Potential debt easing pushes up Portugal’s credit outlook

7 Mar 13
Standard & Poor’s has improved its outlook on Portugal’s credit rating from ‘negative’ to ‘stable’ on the likelihood that the country will be given more time to rebalance its economy and pay off its debts.

By Nick Mann | 7 March 2013

Standard & Poor’s has improved its outlook on Portugal’s credit rating from ‘negative’ to ‘stable’ on the likelihood that the country will be given more time to rebalance its economy and pay off its debts.

The move follows a meeting of European Union finance ministers earlier this week, which discussed the possibility of extending Portugal’s loan repayment period. A decision is expected to be made at the next meeting, to be held in April. The ministers also praised the Portuguese authorities’ ‘strong commitment’ to adjusting the economy.

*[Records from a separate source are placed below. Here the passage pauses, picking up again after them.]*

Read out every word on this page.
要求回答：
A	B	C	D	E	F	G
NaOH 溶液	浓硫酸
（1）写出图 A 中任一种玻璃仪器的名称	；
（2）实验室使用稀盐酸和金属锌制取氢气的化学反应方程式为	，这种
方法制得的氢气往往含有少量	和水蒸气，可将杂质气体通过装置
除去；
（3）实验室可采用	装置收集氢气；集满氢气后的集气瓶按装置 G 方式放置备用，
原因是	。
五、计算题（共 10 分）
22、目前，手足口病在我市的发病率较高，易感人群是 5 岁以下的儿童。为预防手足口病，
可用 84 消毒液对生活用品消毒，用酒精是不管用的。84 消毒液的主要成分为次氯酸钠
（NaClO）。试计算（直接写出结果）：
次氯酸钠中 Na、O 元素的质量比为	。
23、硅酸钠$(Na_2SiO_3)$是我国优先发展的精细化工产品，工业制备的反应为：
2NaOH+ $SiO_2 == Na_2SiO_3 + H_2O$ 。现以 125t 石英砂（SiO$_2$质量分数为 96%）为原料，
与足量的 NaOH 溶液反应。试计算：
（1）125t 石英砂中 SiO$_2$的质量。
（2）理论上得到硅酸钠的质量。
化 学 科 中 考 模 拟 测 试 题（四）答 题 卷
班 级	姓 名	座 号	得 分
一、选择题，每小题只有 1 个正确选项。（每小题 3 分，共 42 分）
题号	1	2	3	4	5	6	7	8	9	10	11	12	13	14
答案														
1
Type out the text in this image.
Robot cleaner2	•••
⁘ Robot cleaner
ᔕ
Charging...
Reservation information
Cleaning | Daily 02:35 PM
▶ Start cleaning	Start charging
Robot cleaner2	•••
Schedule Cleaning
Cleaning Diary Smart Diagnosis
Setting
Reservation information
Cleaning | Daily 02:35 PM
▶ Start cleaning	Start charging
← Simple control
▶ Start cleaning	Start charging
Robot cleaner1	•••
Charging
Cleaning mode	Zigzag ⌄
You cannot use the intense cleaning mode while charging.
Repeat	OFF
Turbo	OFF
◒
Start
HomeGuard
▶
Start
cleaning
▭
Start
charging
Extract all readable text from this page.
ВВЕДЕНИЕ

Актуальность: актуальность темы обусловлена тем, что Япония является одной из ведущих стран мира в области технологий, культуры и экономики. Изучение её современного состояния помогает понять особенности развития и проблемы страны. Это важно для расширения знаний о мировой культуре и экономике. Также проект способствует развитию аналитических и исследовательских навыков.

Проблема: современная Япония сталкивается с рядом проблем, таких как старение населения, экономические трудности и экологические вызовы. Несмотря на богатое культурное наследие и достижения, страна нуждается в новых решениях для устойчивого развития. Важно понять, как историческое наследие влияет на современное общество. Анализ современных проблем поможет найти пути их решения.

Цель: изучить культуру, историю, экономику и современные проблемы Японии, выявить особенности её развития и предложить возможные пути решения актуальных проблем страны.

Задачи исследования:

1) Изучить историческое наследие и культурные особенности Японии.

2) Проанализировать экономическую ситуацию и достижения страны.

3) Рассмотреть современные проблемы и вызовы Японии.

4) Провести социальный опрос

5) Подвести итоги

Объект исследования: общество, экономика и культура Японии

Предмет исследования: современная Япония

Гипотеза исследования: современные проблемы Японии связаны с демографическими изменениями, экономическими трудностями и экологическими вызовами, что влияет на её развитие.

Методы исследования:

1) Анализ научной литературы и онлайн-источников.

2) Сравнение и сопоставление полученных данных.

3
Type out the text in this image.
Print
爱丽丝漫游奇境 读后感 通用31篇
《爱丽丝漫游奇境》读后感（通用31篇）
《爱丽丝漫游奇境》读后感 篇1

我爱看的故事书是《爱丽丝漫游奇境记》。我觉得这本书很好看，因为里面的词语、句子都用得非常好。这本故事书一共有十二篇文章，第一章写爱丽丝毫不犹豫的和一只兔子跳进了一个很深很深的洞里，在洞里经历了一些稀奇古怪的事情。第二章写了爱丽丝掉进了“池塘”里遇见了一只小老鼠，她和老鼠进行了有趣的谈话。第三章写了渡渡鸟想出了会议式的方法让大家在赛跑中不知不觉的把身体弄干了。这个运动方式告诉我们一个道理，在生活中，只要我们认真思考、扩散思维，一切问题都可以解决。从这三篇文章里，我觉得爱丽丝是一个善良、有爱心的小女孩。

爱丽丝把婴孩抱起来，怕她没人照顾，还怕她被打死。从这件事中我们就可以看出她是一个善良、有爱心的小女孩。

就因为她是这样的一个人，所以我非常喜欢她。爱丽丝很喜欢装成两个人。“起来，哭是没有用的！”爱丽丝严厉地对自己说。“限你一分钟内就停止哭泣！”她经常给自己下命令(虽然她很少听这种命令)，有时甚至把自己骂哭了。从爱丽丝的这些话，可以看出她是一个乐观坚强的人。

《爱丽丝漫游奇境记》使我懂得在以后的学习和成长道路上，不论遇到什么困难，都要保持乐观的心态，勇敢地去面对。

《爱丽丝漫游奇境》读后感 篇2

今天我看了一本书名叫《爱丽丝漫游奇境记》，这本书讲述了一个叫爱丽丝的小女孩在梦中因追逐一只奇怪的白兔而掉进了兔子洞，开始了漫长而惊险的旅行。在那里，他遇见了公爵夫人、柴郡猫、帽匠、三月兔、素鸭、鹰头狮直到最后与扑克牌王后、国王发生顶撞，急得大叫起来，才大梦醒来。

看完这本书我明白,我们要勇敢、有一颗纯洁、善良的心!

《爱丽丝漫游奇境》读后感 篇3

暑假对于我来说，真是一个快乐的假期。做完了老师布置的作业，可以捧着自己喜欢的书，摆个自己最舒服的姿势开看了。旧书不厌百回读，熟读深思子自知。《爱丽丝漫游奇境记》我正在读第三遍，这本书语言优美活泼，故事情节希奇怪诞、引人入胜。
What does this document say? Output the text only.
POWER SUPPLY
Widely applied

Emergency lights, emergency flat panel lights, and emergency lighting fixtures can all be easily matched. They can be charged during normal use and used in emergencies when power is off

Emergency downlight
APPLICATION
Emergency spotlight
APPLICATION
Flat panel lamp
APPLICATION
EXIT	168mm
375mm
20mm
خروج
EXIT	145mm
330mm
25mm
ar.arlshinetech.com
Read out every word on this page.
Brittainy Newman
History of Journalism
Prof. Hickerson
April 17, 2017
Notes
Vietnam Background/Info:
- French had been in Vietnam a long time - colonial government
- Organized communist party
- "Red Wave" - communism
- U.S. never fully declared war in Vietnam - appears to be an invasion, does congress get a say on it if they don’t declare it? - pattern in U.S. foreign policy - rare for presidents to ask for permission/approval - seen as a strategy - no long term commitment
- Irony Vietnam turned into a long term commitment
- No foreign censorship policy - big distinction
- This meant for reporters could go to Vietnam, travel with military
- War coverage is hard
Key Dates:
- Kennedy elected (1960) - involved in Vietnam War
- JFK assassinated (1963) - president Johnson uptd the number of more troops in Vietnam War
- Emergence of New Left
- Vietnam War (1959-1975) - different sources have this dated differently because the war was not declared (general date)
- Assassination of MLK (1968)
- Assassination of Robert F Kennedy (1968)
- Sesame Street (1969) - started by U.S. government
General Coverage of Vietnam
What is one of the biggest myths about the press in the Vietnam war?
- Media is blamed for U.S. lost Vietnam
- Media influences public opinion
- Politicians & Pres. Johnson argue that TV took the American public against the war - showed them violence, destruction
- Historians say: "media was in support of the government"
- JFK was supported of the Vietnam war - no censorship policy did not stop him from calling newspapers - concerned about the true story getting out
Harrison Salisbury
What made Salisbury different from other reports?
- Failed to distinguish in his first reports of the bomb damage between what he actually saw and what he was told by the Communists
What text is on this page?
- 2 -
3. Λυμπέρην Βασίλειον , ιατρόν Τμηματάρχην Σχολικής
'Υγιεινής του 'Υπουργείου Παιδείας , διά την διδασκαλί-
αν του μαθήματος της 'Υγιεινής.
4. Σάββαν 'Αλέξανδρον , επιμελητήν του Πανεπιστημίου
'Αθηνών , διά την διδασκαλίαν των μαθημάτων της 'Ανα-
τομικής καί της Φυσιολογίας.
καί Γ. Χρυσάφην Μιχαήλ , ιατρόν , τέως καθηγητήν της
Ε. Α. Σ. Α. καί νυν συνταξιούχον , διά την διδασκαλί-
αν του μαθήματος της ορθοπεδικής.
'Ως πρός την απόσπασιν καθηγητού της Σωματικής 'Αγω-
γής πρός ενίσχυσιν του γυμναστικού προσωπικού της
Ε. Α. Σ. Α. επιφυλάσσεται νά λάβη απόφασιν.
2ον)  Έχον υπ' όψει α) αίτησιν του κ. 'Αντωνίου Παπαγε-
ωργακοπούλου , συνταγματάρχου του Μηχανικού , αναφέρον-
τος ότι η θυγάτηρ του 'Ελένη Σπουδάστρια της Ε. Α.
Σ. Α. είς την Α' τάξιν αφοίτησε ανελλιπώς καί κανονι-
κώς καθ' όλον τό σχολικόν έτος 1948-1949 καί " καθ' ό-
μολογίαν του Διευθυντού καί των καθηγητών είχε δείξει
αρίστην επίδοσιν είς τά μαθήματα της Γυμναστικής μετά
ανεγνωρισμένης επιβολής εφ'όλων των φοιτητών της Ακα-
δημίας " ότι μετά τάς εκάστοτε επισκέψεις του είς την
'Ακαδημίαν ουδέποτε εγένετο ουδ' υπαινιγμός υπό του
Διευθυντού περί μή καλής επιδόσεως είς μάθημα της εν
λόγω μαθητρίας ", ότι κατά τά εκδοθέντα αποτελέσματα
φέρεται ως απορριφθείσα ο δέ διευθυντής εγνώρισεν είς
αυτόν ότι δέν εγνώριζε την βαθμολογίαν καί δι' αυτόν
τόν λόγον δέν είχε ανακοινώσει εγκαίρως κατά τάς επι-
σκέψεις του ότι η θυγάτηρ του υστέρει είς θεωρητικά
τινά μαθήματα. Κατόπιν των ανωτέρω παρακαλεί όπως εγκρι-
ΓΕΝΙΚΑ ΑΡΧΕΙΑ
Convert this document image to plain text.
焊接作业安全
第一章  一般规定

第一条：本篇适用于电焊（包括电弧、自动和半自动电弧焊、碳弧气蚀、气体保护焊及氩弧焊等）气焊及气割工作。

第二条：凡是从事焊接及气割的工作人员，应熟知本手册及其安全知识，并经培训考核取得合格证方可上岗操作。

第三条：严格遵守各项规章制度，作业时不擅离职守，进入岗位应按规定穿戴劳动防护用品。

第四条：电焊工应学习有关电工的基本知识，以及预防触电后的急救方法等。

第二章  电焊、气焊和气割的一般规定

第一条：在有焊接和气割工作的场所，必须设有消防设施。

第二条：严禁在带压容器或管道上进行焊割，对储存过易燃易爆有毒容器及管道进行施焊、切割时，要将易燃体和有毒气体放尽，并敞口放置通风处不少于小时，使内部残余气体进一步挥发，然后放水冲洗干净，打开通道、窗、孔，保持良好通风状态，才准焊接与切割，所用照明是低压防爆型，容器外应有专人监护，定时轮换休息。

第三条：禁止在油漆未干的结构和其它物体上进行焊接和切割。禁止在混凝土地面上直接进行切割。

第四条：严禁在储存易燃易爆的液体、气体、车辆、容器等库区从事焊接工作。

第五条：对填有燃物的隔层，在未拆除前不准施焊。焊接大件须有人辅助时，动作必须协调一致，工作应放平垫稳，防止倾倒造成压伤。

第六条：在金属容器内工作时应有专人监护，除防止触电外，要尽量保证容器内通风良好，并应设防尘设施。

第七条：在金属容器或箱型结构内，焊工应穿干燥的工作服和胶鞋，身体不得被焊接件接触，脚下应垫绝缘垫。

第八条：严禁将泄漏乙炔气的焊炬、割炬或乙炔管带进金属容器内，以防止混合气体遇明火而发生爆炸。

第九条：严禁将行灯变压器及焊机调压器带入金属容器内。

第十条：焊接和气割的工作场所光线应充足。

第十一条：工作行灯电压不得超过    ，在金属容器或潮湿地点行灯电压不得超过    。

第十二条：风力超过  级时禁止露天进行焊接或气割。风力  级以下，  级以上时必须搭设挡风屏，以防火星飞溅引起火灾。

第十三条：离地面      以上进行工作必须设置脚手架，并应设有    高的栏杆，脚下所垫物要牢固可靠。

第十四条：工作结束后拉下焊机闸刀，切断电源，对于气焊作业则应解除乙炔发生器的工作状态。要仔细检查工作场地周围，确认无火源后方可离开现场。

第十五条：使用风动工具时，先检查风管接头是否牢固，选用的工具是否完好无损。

Any increase in the maturity of Portugal’s loans would reduce the country’s refinancing risks, S&P said in a note published late yesterday.

Portugal is also expected to be given more time to reduce its deficits and debt as a result of weaker-than-expected economic activity. ‘In our opinion, this makes Portugal’s adjustment process more sustainable, both economically and socially, and reduces the risk that it will not comply with the programme,’ S&P said.

The ratings agency explained that its stable outlook on Portugal’s ‘junk’ BB/B rating balanced its view between the country’s near-term fiscal and economic challenges against the continued multilateral support it is receiving and its government’s ‘strong commitment’ to reform.

Portugal’s economy is expected to shrink by 1.5% this year while the government deficit is expected to reach 5% of gross domestic product – slightly less than last year’s 6.1%. Government debt is therefore expected to peak at almost 120% of GDP by the middle of the decade.

The country also faces ‘significant’ risks from the €4bn programme of spending cuts it is implementing this year and next. Falling incomes, wages and employment levels combined with rising taxes could threaten the social contract, S&P warned.

Despite this, the country’s credit rating could be raised if export performance turns out better-than-forecast or if investment picks up significantly.

‘This would, in our view, support Portugal's recovery and contribute to job creation, thereby strengthening the social contract,’ S&P said. ‘A more robust recovery would also contribute to a faster fiscal consolidation and debt reduction path, improving Portugal's fiscal indicators.’